The repercussions following the dreadful Grenfell tragedy back in 2017 will forever be with the families and friends of those that lost lives. Nearly 30 months on and you will be forgiven for thinking that any affected tower blocks have been dealt with when it comes to cladding. Those that live in modern private developments will certainly be forgiven for thinking they are not affected by such problems. However, this is far from the truth.
Sways of mortgage valuations conducted on properties that are in some cases no more than a year old are being returned by surveyors at a £0 value. This does not mean that your block is necessarily deemed as unsafe, more of a confusion as to who will foot the bill if the block does have any aluminium composite material (ACM) cladding that needs to be rectified. Don’t be fooled by thinking this is confined to visible cladding itself. We have had two £0 valuations on brick built blocks of late, one of which was a Victorian building. On that particular building there were questions over the materials used in the roof and the other was the insulation used between the two penthouses, nothing to do with the flat itself.

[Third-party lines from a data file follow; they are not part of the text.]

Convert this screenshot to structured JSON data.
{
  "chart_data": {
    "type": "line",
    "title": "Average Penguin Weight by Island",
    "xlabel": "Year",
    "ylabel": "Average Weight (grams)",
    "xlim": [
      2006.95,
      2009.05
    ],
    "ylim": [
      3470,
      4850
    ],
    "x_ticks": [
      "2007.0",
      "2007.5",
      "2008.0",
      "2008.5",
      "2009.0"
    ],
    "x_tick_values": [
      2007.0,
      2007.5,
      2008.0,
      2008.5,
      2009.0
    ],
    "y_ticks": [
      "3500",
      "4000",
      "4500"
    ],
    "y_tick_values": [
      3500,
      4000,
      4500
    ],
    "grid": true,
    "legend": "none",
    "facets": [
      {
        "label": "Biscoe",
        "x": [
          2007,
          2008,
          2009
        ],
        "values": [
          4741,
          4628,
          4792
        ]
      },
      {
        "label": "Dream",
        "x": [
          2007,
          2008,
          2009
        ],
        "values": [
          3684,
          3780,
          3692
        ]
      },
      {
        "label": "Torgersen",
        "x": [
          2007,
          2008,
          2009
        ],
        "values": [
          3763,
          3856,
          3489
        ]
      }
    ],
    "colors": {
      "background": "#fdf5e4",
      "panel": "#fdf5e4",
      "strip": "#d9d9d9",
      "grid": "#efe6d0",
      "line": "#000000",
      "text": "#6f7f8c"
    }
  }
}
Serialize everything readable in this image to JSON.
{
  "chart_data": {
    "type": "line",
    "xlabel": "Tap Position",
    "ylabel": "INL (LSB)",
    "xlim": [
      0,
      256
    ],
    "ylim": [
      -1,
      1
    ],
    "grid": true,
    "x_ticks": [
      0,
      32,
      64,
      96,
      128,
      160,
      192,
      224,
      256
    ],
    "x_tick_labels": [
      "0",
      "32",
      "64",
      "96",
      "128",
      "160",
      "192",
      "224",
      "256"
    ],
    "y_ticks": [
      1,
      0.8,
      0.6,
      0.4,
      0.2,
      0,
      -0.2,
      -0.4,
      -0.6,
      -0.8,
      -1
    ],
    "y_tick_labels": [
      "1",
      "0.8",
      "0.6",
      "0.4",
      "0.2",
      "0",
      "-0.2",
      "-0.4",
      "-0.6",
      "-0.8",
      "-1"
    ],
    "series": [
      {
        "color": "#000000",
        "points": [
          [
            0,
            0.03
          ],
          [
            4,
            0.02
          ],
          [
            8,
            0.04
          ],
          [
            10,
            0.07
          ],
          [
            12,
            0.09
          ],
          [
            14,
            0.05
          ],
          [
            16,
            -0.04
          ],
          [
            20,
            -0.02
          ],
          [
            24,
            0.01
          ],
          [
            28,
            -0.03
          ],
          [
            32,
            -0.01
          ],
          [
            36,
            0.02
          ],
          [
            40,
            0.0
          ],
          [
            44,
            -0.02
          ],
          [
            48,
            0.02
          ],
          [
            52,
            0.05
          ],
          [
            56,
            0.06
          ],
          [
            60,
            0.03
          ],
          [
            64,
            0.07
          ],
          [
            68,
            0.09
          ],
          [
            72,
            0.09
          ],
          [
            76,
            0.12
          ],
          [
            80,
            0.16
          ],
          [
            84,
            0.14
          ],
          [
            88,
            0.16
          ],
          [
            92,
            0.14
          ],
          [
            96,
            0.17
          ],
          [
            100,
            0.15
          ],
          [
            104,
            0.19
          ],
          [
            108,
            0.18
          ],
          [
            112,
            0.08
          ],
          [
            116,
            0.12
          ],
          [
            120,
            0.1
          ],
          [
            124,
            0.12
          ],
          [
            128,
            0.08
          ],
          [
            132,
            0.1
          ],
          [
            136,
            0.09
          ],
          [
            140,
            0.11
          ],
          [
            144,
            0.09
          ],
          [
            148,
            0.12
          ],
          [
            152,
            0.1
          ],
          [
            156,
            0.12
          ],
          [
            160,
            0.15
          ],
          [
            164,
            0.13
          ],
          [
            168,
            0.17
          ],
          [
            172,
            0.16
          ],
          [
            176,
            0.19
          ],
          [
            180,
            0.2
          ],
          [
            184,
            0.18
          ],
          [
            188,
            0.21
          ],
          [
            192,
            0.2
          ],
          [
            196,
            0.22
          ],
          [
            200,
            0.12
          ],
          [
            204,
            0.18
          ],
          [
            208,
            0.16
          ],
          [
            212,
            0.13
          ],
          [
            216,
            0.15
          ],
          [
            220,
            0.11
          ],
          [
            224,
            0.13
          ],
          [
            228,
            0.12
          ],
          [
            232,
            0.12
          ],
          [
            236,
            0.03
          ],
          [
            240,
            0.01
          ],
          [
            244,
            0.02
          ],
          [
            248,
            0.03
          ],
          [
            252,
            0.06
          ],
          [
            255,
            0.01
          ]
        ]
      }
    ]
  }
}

Now, anything over 18m in height (usually 6 storeys) will most likely be zero valued, unless there is a very comprehensive fire report to show there is no risk. As with any survey inspection, the scrutiny can vary from different surveyors and the lender associated. However, a surveyors job is to both protect you and the lender against exposure and, given the seriousness of these new legislation’s, you will be hard pushed to simply substitute one lender for another that is more lenient.
The report themselves can take some time to conduct. Just trying to speak to a fire safety expert is virtually impossible as they are so busy being pulled from pillar to post. When they finally get around to conducting the tests, samples need to be taken away before collating the results and putting the extensive document together.
So what can be done if I have been affected?
Well, firstly if you are concerned, thinking of selling or remortgaging and living in a tall tower it is worth contacting the management company and asking if they are aware of any issues and, if so, have they made the relevant steps to testing and rectifying?
Even to this day we are agreeing sales in blocks that were not affected in the past and the management companies seem oblivious to the problem. At the very least they need to get the ball rolling.
On my block in Dalston Square, Hackney all the residents had a letter informing us that if we are thinking of selling or remortgaging anytime now until the Spring to forget it. Surely this cannot be fair. What if someone is coming round to renewing their mortgage and now on a higher standard variable rate?
What if you are really desperate to sell?
I have spoken to a number of vendors looking to take action against the management companies and freeholders. In Greenwich a group of owners at New Capital Quay are pioneering this approach by bringing a case against Galliard Homes and Roamquest Ltd, a firm owned by Galliard Homes Ltd, under the Defective Premises Act (1972) which, if successful, could act as a test case. The residents are claiming for other costs including loss of income, reduction in property value, insurance premium increases and distress and inconvenience.
Petitions, social media campaigns, demonstrations and lobbying your MP are all worth doing as many of these big companies do not want the publicity.
The question of course is who pays for the bill should works need doing?
The developers will say they built to regulations and its not their fault those goalposts have been moved. The management company will not want to foot the bill and so, as usual, the shift goes to the homeowner.
At the 11 New Capital Quay blocks the NHBC is paying for remedial works but this will not be completed until 2021. Does this mean a lender will not consider exposing themselves until then?
Either way it is a total mess and one I believe the government should be taking the reigns and making funds available for. It’s not as if anything else is going on politically at the moment!